DEXs, which operate on blockchain technology, allow individuals to trade directly with each other, bypassing intermediaries. This decentralized nature makes DEXs less susceptible to hacks, but they are not without risk. On-chain transactions, facilitated by automated smart contracts, can be more complex and may expose users to scams or fraud, especially when dealing with lesser-known tokens.
Lewis-Stempel warns that DEXs, though offering a wider range of tokens and greater decentralization, also present greater risk. He recommends using a hardware wallet to secure funds when engaging with decentralized platforms, as this reduces the likelihood of losing assets due to hacks or fraud.
The Risks of Cryptocurrency
Cryptocurrencies, while offering significant opportunities, are also fraught with risks. The most significant risk is volatility. Prices can surge dramatically in short periods, but they can also collapse just as quickly. As Lewis-Stempel notes, “You should be aware that you're dealing with a very volatile, high-risk asset class. The further removed you get from established coins like Bitcoin, the higher the risk.”
Additionally, the risk of fraud and scams is an ever-present concern in the cryptocurrency space. Goodman warns that unsolicited offers to manage crypto holdings are often scams, designed to steal funds from unsuspecting users. It’s crucial for those engaging in the crypto market to remain vigilant and skeptical of any offers that sound too good to be true.
When to Exit the Crypto Market
Timing the market is notoriously difficult, especially in the highly volatile world of cryptocurrencies. However, understanding when to exit or reduce holdings is an essential aspect of managing risk. Many crypto enthusiasts, like Lewis-Stempel, acknowledge that holding onto Bitcoin and Ethereum since their inception would have resulted in substantial wealth. However, for the majority of participants, gains have been far more modest.
Lewis-Stempel suggests a strategy of partial exits, where investors sell a portion of their holdings as prices rise but leave some in place in case the price continues to climb. This approach helps to manage risk while still keeping some exposure to potential gains.
Peters from Etoro suggests that for most participants, it’s wise to focus on higher-market cap cryptocurrencies like Bitcoin and Ethereum, which have demonstrated resilience over time. By doing so, individuals may mitigate the risks associated with investing in smaller, less established coins.
Tax Implications of Cryptocurrency Trading
It’s important to be aware of the tax implications when trading cryptocurrencies.
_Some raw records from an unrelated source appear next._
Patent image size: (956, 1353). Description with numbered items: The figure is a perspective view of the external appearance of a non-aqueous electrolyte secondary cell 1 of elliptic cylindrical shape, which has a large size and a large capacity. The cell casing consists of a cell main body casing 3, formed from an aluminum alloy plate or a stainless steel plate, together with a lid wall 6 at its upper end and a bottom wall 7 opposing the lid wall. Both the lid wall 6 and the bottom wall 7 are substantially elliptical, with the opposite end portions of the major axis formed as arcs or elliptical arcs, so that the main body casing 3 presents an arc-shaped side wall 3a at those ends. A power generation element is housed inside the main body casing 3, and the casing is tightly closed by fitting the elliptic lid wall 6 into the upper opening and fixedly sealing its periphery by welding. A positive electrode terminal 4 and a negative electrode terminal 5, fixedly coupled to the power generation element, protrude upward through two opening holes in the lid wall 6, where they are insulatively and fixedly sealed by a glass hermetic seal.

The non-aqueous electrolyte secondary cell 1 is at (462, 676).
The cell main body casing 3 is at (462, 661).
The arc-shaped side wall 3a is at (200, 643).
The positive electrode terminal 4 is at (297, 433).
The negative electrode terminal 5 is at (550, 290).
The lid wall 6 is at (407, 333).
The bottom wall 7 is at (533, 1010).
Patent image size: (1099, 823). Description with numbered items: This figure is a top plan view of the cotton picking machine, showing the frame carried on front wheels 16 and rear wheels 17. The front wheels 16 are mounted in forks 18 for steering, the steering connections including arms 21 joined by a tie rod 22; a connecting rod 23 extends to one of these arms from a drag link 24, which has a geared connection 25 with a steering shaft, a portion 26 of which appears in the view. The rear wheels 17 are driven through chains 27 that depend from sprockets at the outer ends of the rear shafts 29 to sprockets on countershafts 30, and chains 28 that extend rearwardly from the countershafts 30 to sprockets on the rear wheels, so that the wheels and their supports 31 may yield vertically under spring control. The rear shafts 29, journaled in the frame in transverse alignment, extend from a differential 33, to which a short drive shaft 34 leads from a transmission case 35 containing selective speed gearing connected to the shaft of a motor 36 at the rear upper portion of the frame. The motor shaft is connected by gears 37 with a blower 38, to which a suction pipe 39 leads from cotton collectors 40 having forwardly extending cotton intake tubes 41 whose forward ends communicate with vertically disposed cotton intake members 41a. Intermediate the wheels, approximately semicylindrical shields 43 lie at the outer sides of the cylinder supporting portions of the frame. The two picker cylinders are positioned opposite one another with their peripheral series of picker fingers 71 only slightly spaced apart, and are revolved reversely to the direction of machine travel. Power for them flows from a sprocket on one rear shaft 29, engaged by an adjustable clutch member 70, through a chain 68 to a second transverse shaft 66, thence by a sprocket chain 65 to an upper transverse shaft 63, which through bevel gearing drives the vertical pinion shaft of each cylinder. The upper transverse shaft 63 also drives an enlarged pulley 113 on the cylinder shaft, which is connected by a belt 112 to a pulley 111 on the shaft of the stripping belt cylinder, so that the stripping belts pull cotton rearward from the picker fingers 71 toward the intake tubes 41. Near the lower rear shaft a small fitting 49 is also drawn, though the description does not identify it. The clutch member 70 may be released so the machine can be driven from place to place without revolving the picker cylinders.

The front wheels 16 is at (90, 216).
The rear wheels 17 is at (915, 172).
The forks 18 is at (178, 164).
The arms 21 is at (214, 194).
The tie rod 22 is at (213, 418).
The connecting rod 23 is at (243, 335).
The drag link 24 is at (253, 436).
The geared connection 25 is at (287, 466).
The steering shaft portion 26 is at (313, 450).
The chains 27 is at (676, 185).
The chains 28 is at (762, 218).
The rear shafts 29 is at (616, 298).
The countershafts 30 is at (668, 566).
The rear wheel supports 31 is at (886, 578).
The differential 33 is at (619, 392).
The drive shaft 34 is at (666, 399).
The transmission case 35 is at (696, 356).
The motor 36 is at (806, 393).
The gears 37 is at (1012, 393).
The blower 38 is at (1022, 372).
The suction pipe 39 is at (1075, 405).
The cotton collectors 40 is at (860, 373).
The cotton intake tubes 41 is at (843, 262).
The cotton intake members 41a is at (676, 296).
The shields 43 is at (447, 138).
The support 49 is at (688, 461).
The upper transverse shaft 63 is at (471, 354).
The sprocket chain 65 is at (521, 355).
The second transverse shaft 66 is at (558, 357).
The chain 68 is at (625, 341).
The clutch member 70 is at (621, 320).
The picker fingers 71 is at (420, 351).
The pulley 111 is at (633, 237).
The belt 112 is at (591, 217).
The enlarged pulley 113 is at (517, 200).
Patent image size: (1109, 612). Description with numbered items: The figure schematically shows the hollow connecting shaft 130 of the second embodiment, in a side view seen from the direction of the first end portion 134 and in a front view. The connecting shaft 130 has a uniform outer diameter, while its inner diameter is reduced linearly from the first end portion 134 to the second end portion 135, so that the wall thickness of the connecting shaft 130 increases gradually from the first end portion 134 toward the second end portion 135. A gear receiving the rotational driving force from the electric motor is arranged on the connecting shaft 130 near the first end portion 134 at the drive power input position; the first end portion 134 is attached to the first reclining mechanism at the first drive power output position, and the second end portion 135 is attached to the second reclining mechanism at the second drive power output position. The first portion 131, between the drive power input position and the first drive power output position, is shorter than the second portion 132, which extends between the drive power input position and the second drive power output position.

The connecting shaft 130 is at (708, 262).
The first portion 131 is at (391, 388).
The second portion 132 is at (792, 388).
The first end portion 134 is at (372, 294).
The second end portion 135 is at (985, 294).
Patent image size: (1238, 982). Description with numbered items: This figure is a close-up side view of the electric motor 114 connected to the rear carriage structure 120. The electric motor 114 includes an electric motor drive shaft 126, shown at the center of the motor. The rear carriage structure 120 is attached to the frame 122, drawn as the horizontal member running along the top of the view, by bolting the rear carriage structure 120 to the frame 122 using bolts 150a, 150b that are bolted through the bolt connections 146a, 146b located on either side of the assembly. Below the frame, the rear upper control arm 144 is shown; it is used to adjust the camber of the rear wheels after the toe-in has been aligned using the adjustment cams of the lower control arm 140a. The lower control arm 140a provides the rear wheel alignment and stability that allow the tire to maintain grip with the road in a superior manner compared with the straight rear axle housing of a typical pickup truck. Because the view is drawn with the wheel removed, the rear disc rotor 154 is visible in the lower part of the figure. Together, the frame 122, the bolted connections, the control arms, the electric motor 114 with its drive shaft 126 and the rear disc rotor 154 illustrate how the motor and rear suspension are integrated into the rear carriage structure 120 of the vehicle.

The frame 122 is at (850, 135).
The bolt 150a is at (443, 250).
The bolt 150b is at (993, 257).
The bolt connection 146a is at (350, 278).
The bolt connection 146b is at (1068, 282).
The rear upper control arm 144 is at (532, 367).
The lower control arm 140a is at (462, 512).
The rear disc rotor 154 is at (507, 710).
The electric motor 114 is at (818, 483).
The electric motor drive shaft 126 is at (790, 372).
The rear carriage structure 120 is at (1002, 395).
Like traditional investments, any gains made through cryptocurrency are subject to capital gains tax (CGT). The calculation involves determining the difference between the purchase price and the sale price of the crypto asset, and any gains exceeding the annual tax-free allowance are taxable.
In the UK, the capital gains tax allowance is £3,000 per year, meaning that any gains above this threshold are subject to tax. It’s also possible to offset losses from crypto transactions against gains, potentially reducing the overall tax liability.
Navigating the Crypto Market's Challenges
The cryptocurrency market continues to evolve, offering both opportunities and risks for those involved. Bitcoin and Ethereum stand out as long-term growth assets, while altcoins offer a diverse range of technological innovations. Memecoins, however, remain a high-risk, speculative area with the potential for substantial volatility.
As the market matures, so too does the need for cautious strategies. Staying informed about market trends, understanding risk management, and navigating the complexities of both centralized and decentralized exchanges are all critical aspects of engaging with cryptocurrency effectively.